Department of Surgical Oncology, Erasmus MC Cancer Institute, Rotterdam, the Netherlands.
Department of Surgical Oncology, Erasmus MC Cancer Institute, Rotterdam, the Netherlands.
Eur J Surg Oncol. 2019 Apr;45(4):613-619. doi: 10.1016/j.ejso.2018.12.018. Epub 2018 Dec 26.
Clinically staged T1-3 rectal cancer (cT1-3) is generally treated by total mesorectal excision(TME) with or without neoadjuvant therapy and sometimes requires beyond TME-surgery, whereas cT4 rectal cancer often requires both. This study evaluates the outcome of cT1-3 and cT4 rectal cancer according to hospital volume.
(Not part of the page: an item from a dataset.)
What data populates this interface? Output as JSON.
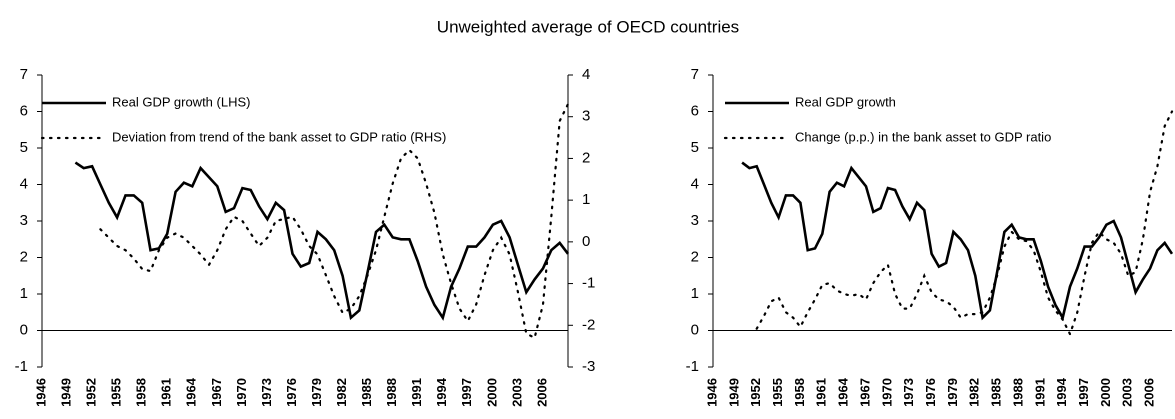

Patients undergoing rectal cancer surgery between 2005 and 2013 in the Netherlands were included from the National Cancer Registry. Hospitals were divided into low(1-20), medium(21-50) and high(>50 resections/year) volume for cT1-3 and low(1-4), medium(5-9) and high(≥10 resections/year) volume for cT4 rectal cancer. Cox-proportional hazards model was used for multivariable analysis of overall survival (OS).
A total of 14.050 confirmed cT1-3 patients and 2.104 cT4 patients underwent surgery. In cT1-3 rectal cancer, there was no significant difference in 5-year OS related to high, medium and low hospital volume (70% vs. 69% vs. 69%). In cT4 rectal cancer, treatment in a high volume cT4 hospital was associated with a survival benefit compared to low volume cT4 hospitals (HR 0.81 95%CI 0.67-0.98) adjusted for non-treatment related confounders, but this was not significant after adjustment for neoadjuvant treatment. Patients with cT4-tumours treated in high volume hospitals had a significantly lower age, more synchronous metastases, more patients treated with neoadjuvant therapy and a higher pT-stage.
Hospital volume was not associated with survival in cT1-3 rectal cancer. In cT4 rectal cancer, treatment in high volume cT4 hospitals was associated with improved survival compared to low volume cT4 hospitals, although this association lost statistical significance after correction for neoadjuvant treatment.
临床分期为 T1-3 的直肠肿瘤(cT1-3)一般采用全直肠系膜切除术(TME)联合或不联合新辅助治疗,有时还需要 TME 以外的手术,而 cT4 直肠肿瘤通常需要这两种治疗。本研究根据医院的手术量评估 cT1-3 和 cT4 直肠肿瘤的治疗效果。
从荷兰国家癌症登记处纳入了 2005 年至 2013 年间接受直肠肿瘤手术的患者。将医院分为 cT1-3 低(1-20 例)、中(21-50 例)和高(>50 例/年)手术量,cT4 直肠肿瘤低(1-4 例)、中(5-9 例)和高(≥10 例/年)手术量。采用 Cox 比例风险模型对总生存(OS)进行多变量分析。
共纳入 14050 例确诊的 cT1-3 患者和 2104 例 cT4 患者接受手术治疗。在 cT1-3 直肠肿瘤中,高、中、低手术量医院之间 5 年 OS 无显著差异(70%比 69%比 69%)。在 cT4 直肠肿瘤中,与低手术量 cT4 医院相比,高手术量 cT4 医院的治疗与生存获益相关(调整非治疗相关混杂因素后 HR 0.81,95%CI 0.67-0.98),但在调整新辅助治疗后,这一结果无统计学意义。在高手术量医院治疗的 cT4 肿瘤患者年龄较低、同步转移较多、接受新辅助治疗的患者较多、pT 分期较高。
医院的手术量与 cT1-3 直肠肿瘤的生存率无关。在 cT4 直肠肿瘤中,与低手术量 cT4 医院相比,高手术量 cT4 医院的治疗与生存获益相关,尽管在调整新辅助治疗后,这种相关性失去了统计学意义。